Para que a avaliação dos professores não se reduza a um mero ato burocrático, mas sirva propósitos de regulação e de melhoria da qualidade das experiências educativas, Nisbet (1986) aduziu sete critérios para uma avaliação docente bem sucedida. Em primeiro lugar, a promoção do desenvolvimento profissional e do aperfeiçoamento do docente, não podendo a avaliação prejudicar o processo de ensino e aprendizagem, nem trair a confiança nas relações interpessoais ou inibir as iniciativas dos docentes; segundo, a justiça individual, abrindo-se a possibilidade de debater todos os aspetos em análise; terceiro, a valorização global, devendo cobrir todo o trabalho realizado pelo professor, mesmo aquelas atividades mais difíceis de avaliar no imediato; quarto, a validade das conclusões, mantendo-se estas legítimas a longo prazo; quinto, a transparência na explicação e compreensão da informação; sexto, a eficácia na produção de mudanças, através da promoção da consciência da sua necessidade; sétimo, ser praticável, ou seja, não se revelar complexa, burocrática e inútil.

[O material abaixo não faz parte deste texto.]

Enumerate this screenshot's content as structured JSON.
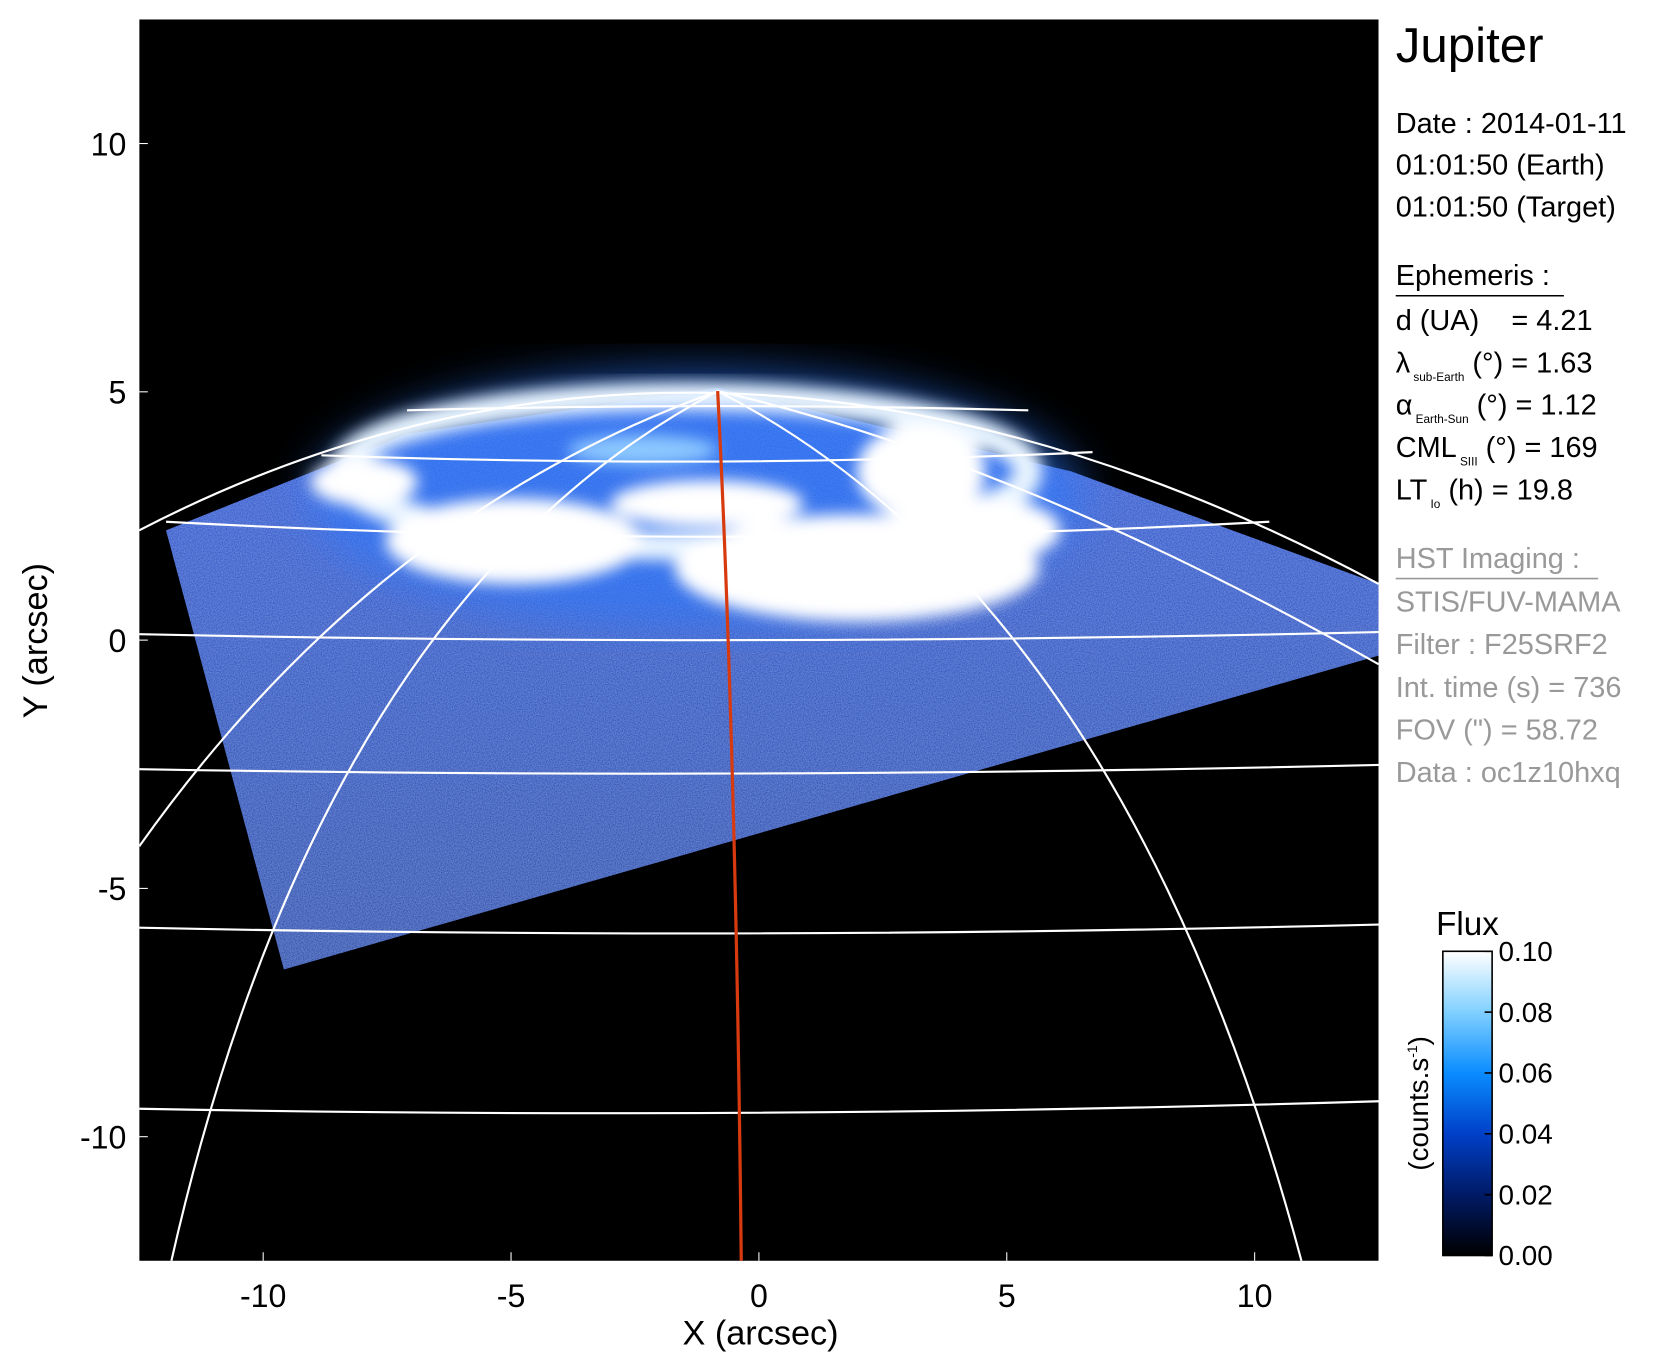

Em suma, uma avaliação centrada em objetivos de controlo poderá operar a mudança, mas num sentido indesejado. Uma vez que dá ênfase à responsabilização do professor, cujo desempenho é objeto de olhar crítico, tendo em vista a recolha de informações que sustentarão as posteriores prescrições de melhoria dos padrões profissionais e também a gestão das progressões na carreira, o processo pode ser visto pelos docentes como uma ameaça ao prestígio profissional e à estabilidade das práticas, gerando o medo da mudança e a adoção de estratégias organizativas e individuais

defensivas. As consequências individuais (na pessoa do professor), organizacionais (nas relações interpessoais no espaço laboral) e sociais (na qualidade do serviço público prestado) poderão facilmente comprometer as finalidades administrativas tecno- burocráticas, mas sobretudo poderão não compensar o tempo e as energias despendidas com os procedimentos.